Neurocrine Biosciences, Inc announced their highly selective vesicular monoamine transporter 2 (VMAT2) inhibitor, NBI-98854, will be advanced in clinical development.
The first trial in human subjects, NBI-98854-0801, was a single ascending dose trial in healthy male volunteers conducted in Canada under an approved Clinical Trial Application (CTA) with Health Canada. Preliminary data have now been reviewed; NBI-98854 was generally safe and well tolerated. There were no Serious Adverse Events, clinically significant drug-related laboratory abnormalities or clinically significant ECG findings. More critically, the characteristics of the compound met the pre-specified pharmacokinetic requirements: dose proportionality, low maximum concentration (Cmax) with adequate area-under-curve (AUC) for drug exposure, low variability, and a half-life which supports once per day dosing.
"The results of this first clinical trial in our VMAT2 inhibitor are exactly what we were seeking," said Chris O'Brien, chief medical officer of Neurocrine Biosciences. "We will now move NBI-98854 into a multiple repeated dose phase-1 study and begin preparation for Phase 2 proof of concept trial to be initiated later in 2010."
VMAT2 is a protein concentrated in the human brain that is primarily responsible for re-packaging and transporting monoamines (dopamine, norepinephrine, serotonin, and histamine) among nerve cells. NBI-98854, developed in the Neurocrine laboratories, is a novel highly selective VMAT2 inhibitor that is effective in regulating the levels of dopamine release during nerve communication, while at the same time having minimal impact on the other monoamines thereby reducing the likelihood of 'off target' side effects. NBI-98854 is designed to provide low, sustained, plasma and brain concentrations of the active drug to minimize side effects associated with excessive dopamine depletion.

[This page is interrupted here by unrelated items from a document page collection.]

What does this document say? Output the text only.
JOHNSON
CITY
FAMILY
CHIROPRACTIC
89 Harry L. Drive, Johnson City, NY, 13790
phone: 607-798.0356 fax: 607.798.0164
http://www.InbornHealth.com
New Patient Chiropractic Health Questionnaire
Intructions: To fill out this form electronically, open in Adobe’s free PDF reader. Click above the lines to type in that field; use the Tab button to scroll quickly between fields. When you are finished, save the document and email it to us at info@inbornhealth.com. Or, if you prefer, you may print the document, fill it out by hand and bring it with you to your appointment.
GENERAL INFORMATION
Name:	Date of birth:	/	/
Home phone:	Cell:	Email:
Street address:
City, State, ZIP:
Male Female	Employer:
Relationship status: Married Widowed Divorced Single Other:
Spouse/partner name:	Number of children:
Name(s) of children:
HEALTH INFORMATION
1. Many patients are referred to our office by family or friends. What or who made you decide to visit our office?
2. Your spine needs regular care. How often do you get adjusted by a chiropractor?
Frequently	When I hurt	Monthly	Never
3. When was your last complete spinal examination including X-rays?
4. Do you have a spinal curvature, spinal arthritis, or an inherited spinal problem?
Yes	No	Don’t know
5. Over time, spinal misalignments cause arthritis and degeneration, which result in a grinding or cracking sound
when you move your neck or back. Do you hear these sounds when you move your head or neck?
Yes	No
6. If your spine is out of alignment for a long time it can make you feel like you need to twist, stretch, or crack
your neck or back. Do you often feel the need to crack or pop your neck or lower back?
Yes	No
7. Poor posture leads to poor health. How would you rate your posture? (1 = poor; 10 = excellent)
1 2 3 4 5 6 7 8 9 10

The next step for this VMAT2 development program is to complete a multiple, repeated dose phase-1 study in healthy male volunteers after approval of the Canadian CTA submission. Once complete, Neurocrine will approach the US FDA regarding the filing of an Investigational New Drug application in the United States with the express purpose of initiating the proof-of-concept study in patients with Tardive Dyskinesia late in 2010. In addition, NBI-98854 may well be useful in other disorders, such as Huntington's chorea, schizophrenia, Tourette's syndrome, and tardive dystonia.
Neurocrine Biosciences is a biopharmaceutical company focused on neurological and endocrine diseases and disorders.